Last summer, Farnes told Durnell he was thinking of going to Alaska to sell the cabin in Farnes Cove. She worried about him being alone, surrounded by memories of his wife and his son. Before the mudslide, she and her husband had made plans to meet the Farneses there. “Why don’t we just go and meet Julie’s friends?” she asked.

It was about three months after Julie Farnes’ death. “Debbie was subjected to a town that was Julie’s town,” Jerry Farnes said. “Julie lived with these people for 30 years and then I show up with Debbie. I don’t know what might have gone through people’s minds about that, but we had become very dependent on each other.”

For Durnell, the trip in late June was a turning point. The only access to the cove and the cabin near Cordova is by boat. “It was just nature,” she said. “Nobody demanding anything of me. I could find myself again.”

She could smell the ocean. On a walk around the cove, she spotted otter caves. “It was the best morning of my life since the mudslide,” she said. “That was the first time I felt happy again. I thought: ‘I’m going to be OK.’ ”

Over the next few months, Farnes’ and Durnell’s feelings for each other began to deepen. One day, he summoned the courage to tell Debbie’s daughter what he was feeling. “I said, ‘I think I’m falling in love with your mother.’ Boy, did I get a look.”

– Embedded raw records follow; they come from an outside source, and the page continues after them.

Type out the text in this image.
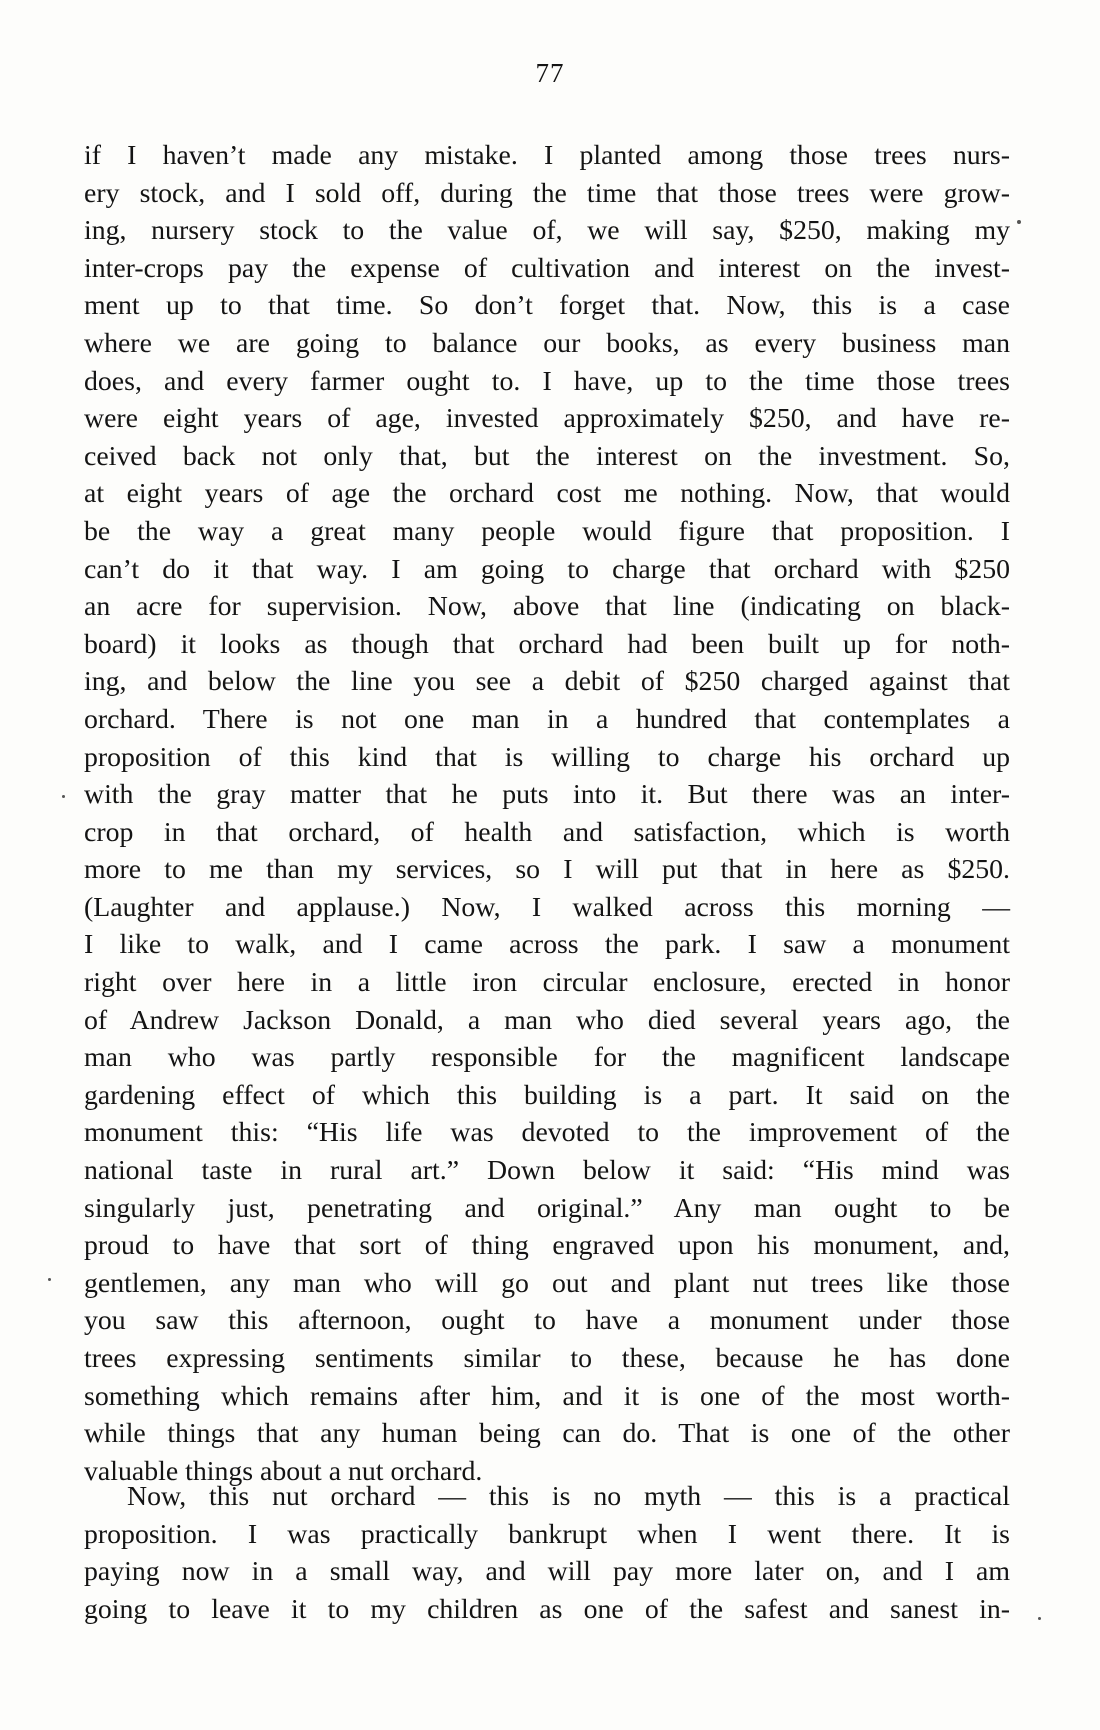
77
if I haven’t made any mistake. I planted among those trees nurs-
ery stock, and I sold off, during the time that those trees were grow-
ing, nursery stock to the value of, we will say, $250, making my
inter-crops pay the expense of cultivation and interest on the invest-
ment up to that time. So don’t forget that. Now, this is a case
where we are going to balance our books, as every business man
does, and every farmer ought to. I have, up to the time those trees
were eight years of age, invested approximately $250, and have re-
ceived back not only that, but the interest on the investment. So,
at eight years of age the orchard cost me nothing. Now, that would
be the way a great many people would figure that proposition. I
can’t do it that way. I am going to charge that orchard with $250
an acre for supervision. Now, above that line (indicating on black-
board) it looks as though that orchard had been built up for noth-
ing, and below the line you see a debit of $250 charged against that
orchard. There is not one man in a hundred that contemplates a
proposition of this kind that is willing to charge his orchard up
with the gray matter that he puts into it. But there was an inter-
crop in that orchard, of health and satisfaction, which is worth
more to me than my services, so I will put that in here as $250.
(Laughter and applause.) Now, I walked across this morning —
I like to walk, and I came across the park. I saw a monument
right over here in a little iron circular enclosure, erected in honor
of Andrew Jackson Donald, a man who died several years ago, the
man who was partly responsible for the magnificent landscape
gardening effect of which this building is a part. It said on the
monument this: “His life was devoted to the improvement of the
national taste in rural art.” Down below it said: “His mind was
singularly just, penetrating and original.” Any man ought to be
proud to have that sort of thing engraved upon his monument, and,
gentlemen, any man who will go out and plant nut trees like those
you saw this afternoon, ought to have a monument under those
trees expressing sentiments similar to these, because he has done
something which remains after him, and it is one of the most worth-
while things that any human being can do. That is one of the other
valuable things about a nut orchard.
Now, this nut orchard — this is no myth — this is a practical
proposition. I was practically bankrupt when I went there. It is
paying now in a small way, and will pay more later on, and I am
going to leave it to my children as one of the safest and sanest in-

Back on home turf in Washington, they sometimes battled conflicted feelings of their own. “There were ghosts everywhere of our former lives,” Farnes said. Among them was the co-op in Mount Vernon where the Durnells had so often enjoyed lunches.

“We initially wanted to avoid anywhere we had been with our spouses,” Farnes said. “Then in Mount Vernon, we decided we needed to experience all those places together to put that behind us. That really made things better.”

Farnes began looking for a house to replace the one lost in the mudslide. It had to meet two criteria: It couldn’t be too far from his two adult sons, “but I didn’t want it too far from my friend Debbie, either.”

He settled on a home near Stanwood and asked if she’d mind coming over to take a look. She, too, was looking for housing and later asked if she could just rent a room from him. They soon realized that they wanted the relationship to be permanent and made plans to marry.

Jerry Farnes is 63, Debbie Durnell is 51. The couple say they know that it’s difficult for some people to understand how quickly their relationship turned to love. One person asked what others no doubt were thinking: Did they have a secret affair while their spouses were living?

“They are a very big part of who we are,” Farnes said. “We talk about them every day.” He said he hopes people will come to understand the hard truth that he and Debbie were forced to accept. Both Tom and Julie are gone. Both he and Debbie remain. “We have to go on,” he said.

As the wedding date drew closer, Durnell said she began feeling “like a blushing bride. We can’t wait,” she said. “We just can’t wait. We’re so excited.”

In Alaska, it’s legal for unordained people to perform a single marriage ceremony. They chose Dixie Lambert, a friend of Julie Farnes, to marry them.

“All our children will be there, probably the whole town of Cordova” at the reception, Durnell said. “They love Jerry and they loved Julie. They’re happy that their buddy is happy.

“We’ve said a lot of times that Julie and Tom would be very happy about this,” she said. “We all loved each other so much.”